The same day, Iranian President Mahmoud Ahmadinejad said in New Delhi that India was prepared to sign an agreement on the construction of a gas pipeline from Iran to India via Pakistan. The Pakistani prime minister expressed support for the project. The Russian gas monopoly has supported the project and proposed investing in it for a share in the consortium.

Igor Tomberg, a senior research fellow at the Center for Energy Studies of the Institute of World Economy and International Relations at the Russian Academy of Sciences, said Russia might propose building a kind of a Nord Stream pipeline along the Arabian Sea bed, bypassing unstable Pakistan.

The United States, which has its own plans for Iran's gas, is categorically against the Iran-Pakistan-India pipeline.

Another headache is the proposed gas cartel, whose charter may be approved this summer at the Moscow meeting of the energy ministers of the Gas Exporting Countries Forum (GECF).

Iran is also trying to involve Gazprom in its projects.
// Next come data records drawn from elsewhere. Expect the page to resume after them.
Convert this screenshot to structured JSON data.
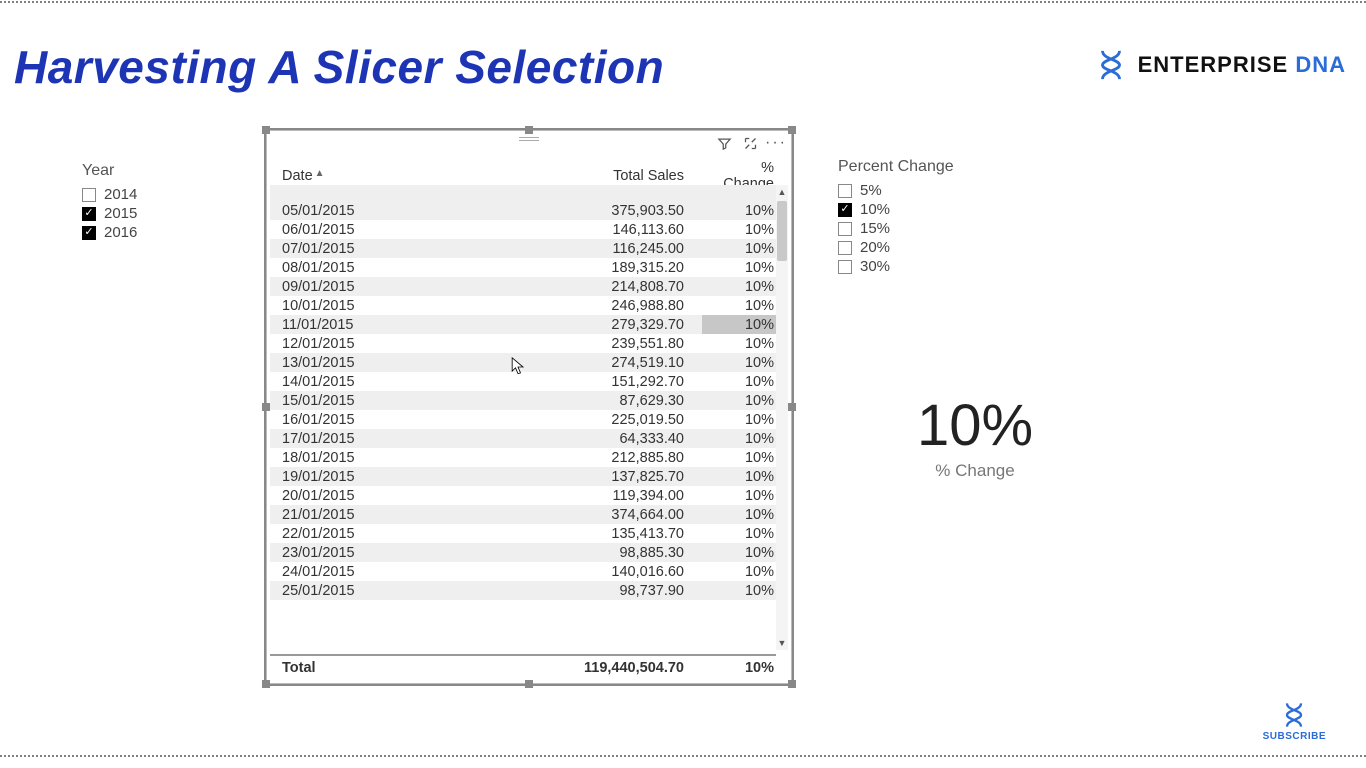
{
  "header": {
    "title": "Harvesting A Slicer Selection"
  },
  "logo": {
    "word1": "ENTERPRISE",
    "word2": "DNA"
  },
  "subscribe": {
    "label": "SUBSCRIBE"
  },
  "year_slicer": {
    "title": "Year",
    "items": [
      {
        "label": "2014",
        "checked": false
      },
      {
        "label": "2015",
        "checked": true
      },
      {
        "label": "2016",
        "checked": true
      }
    ]
  },
  "pct_slicer": {
    "title": "Percent Change",
    "items": [
      {
        "label": "5%",
        "checked": false
      },
      {
        "label": "10%",
        "checked": true
      },
      {
        "label": "15%",
        "checked": false
      },
      {
        "label": "20%",
        "checked": false
      },
      {
        "label": "30%",
        "checked": false
      }
    ]
  },
  "table": {
    "columns": {
      "c0": "Date",
      "c1": "Total Sales",
      "c2": "% Change"
    },
    "rows": [
      {
        "date": "05/01/2015",
        "sales": "375,903.50",
        "pct": "10%"
      },
      {
        "date": "06/01/2015",
        "sales": "146,113.60",
        "pct": "10%"
      },
      {
        "date": "07/01/2015",
        "sales": "116,245.00",
        "pct": "10%"
      },
      {
        "date": "08/01/2015",
        "sales": "189,315.20",
        "pct": "10%"
      },
      {
        "date": "09/01/2015",
        "sales": "214,808.70",
        "pct": "10%"
      },
      {
        "date": "10/01/2015",
        "sales": "246,988.80",
        "pct": "10%"
      },
      {
        "date": "11/01/2015",
        "sales": "279,329.70",
        "pct": "10%"
      },
      {
        "date": "12/01/2015",
        "sales": "239,551.80",
        "pct": "10%"
      },
      {
        "date": "13/01/2015",
        "sales": "274,519.10",
        "pct": "10%"
      },
      {
        "date": "14/01/2015",
        "sales": "151,292.70",
        "pct": "10%"
      },
      {
        "date": "15/01/2015",
        "sales": "87,629.30",
        "pct": "10%"
      },
      {
        "date": "16/01/2015",
        "sales": "225,019.50",
        "pct": "10%"
      },
      {
        "date": "17/01/2015",
        "sales": "64,333.40",
        "pct": "10%"
      },
      {
        "date": "18/01/2015",
        "sales": "212,885.80",
        "pct": "10%"
      },
      {
        "date": "19/01/2015",
        "sales": "137,825.70",
        "pct": "10%"
      },
      {
        "date": "20/01/2015",
        "sales": "119,394.00",
        "pct": "10%"
      },
      {
        "date": "21/01/2015",
        "sales": "374,664.00",
        "pct": "10%"
      },
      {
        "date": "22/01/2015",
        "sales": "135,413.70",
        "pct": "10%"
      },
      {
        "date": "23/01/2015",
        "sales": "98,885.30",
        "pct": "10%"
      },
      {
        "date": "24/01/2015",
        "sales": "140,016.60",
        "pct": "10%"
      },
      {
        "date": "25/01/2015",
        "sales": "98,737.90",
        "pct": "10%"
      }
    ],
    "total": {
      "label": "Total",
      "sales": "119,440,504.70",
      "pct": "10%"
    }
  },
  "card": {
    "value": "10%",
    "label": "% Change"
  }
}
In late April, the concern agreed with the National Iranian Oil Company to set up a joint venture for the development of three license areas of the South Pars gas deposit.

Taken together, this is of major importance for global power generation, which will increasingly depend on gas in the 21st century, said Konstantin Simonov, head of Russia's National Energy Security Fund.
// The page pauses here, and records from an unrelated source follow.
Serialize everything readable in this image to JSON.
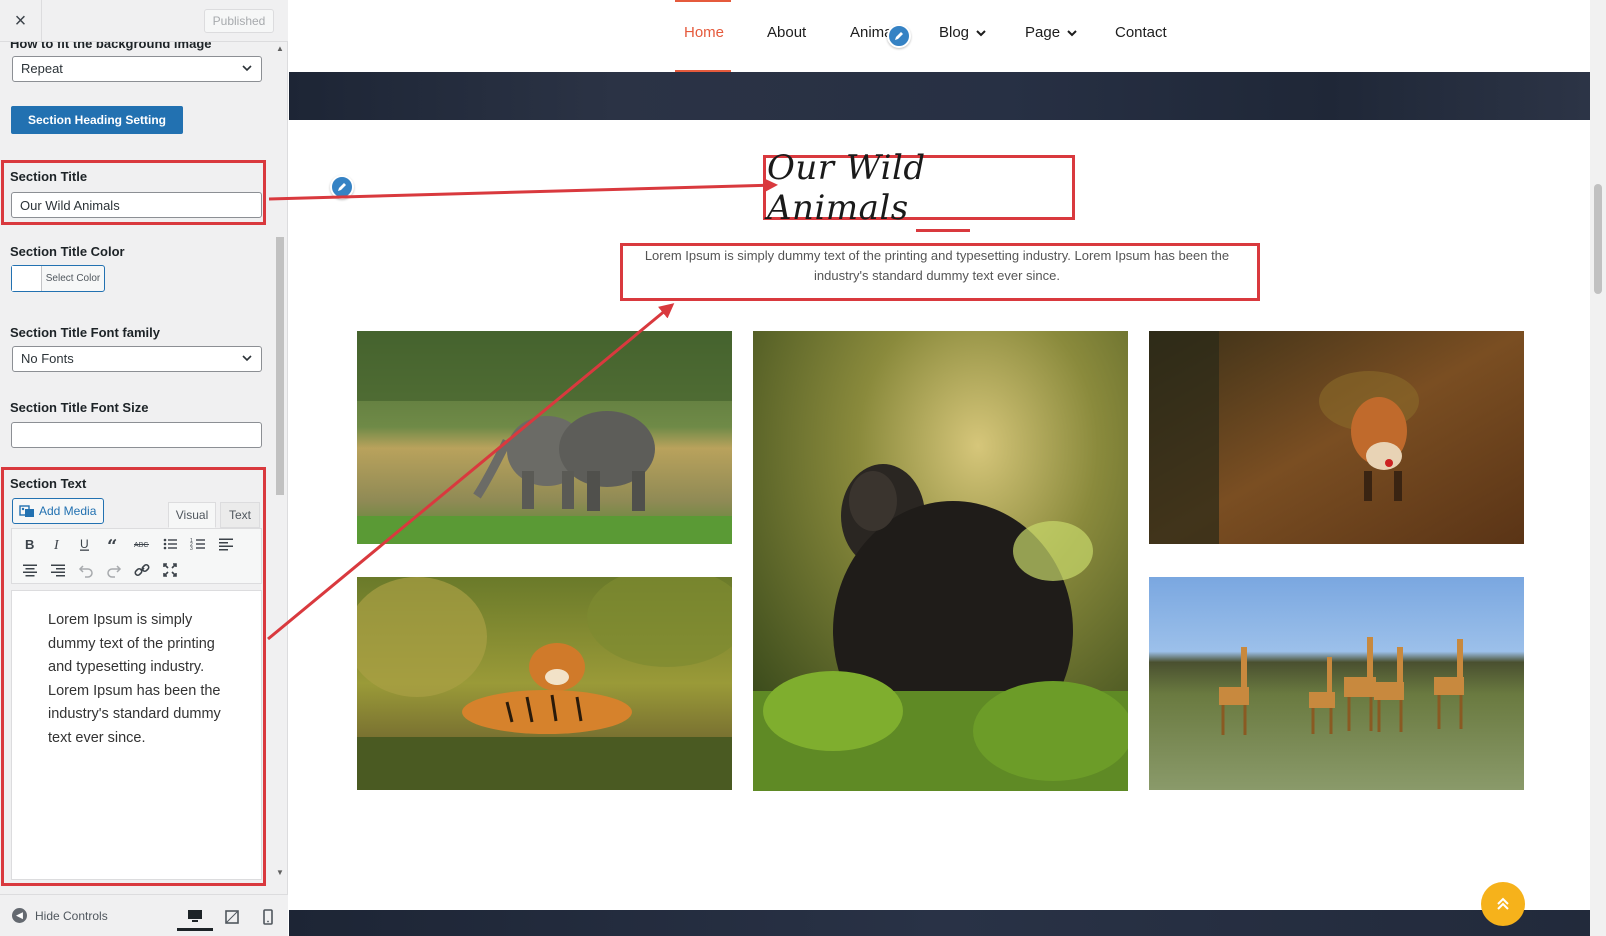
{
  "panel": {
    "close_label": "×",
    "publish_label": "Published",
    "fit_bg_label": "How to fit the background image",
    "fit_bg_value": "Repeat",
    "heading_btn": "Section Heading Setting",
    "title_label": "Section Title",
    "title_value": "Our Wild Animals",
    "title_color_label": "Section Title Color",
    "select_color": "Select Color",
    "font_family_label": "Section Title Font family",
    "font_family_value": "No Fonts",
    "font_size_label": "Section Title Font Size",
    "font_size_value": "",
    "text_label": "Section Text",
    "add_media": "Add Media",
    "tab_visual": "Visual",
    "tab_text": "Text",
    "editor_text": "Lorem Ipsum is simply dummy text of the printing and typesetting industry. Lorem Ipsum has been the industry's standard dummy text ever since.",
    "hide_controls": "Hide Controls",
    "accent_color": "#2271b1",
    "highlight_color": "#d9393e"
  },
  "preview": {
    "nav": {
      "home": "Home",
      "about": "About",
      "animals": "Anima",
      "blog": "Blog",
      "page": "Page",
      "contact": "Contact",
      "active_color": "#e55a3c"
    },
    "section_title": "Our Wild Animals",
    "section_text": "Lorem Ipsum is simply dummy text of the printing and typesetting industry. Lorem Ipsum has been the industry's standard dummy text ever since.",
    "photos": [
      "elephants",
      "gorilla",
      "fox",
      "tiger",
      "giraffes"
    ],
    "to_top_color": "#f6b21b"
  }
}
This is forcing Washington to take unusual steps. On April 30, the second conference of the World Congress of Azerbaijanis (WCA) was held in Baku with the assistance of Azerbaijan's State Committee for the Diaspora. The WCA was set up in the Untied States in 1997 to fight for the independence of southern Azerbaijan, i.e., the northern provinces of Iran populated by Azeris. Congress participants actually presented territorial claims to Iran.

In 2006, military analyst Ralph Peters published an article, "Blood borders. How a better Middle East would look," in which he writes that in a better Middle East "Iran, a state with madcap boundaries, would lose a great deal of territory to Unified Azerbaijan."

That the White House supports the idea became clear when it actually divided Iraq into Sunnite, Shiite and Kurdish pseudo-states in 2007. The United States views Azerbaijan as a key ally in the South Caucasus and a potential NATO member, as well as one of the four bridgeheads for a possible attack on Iran.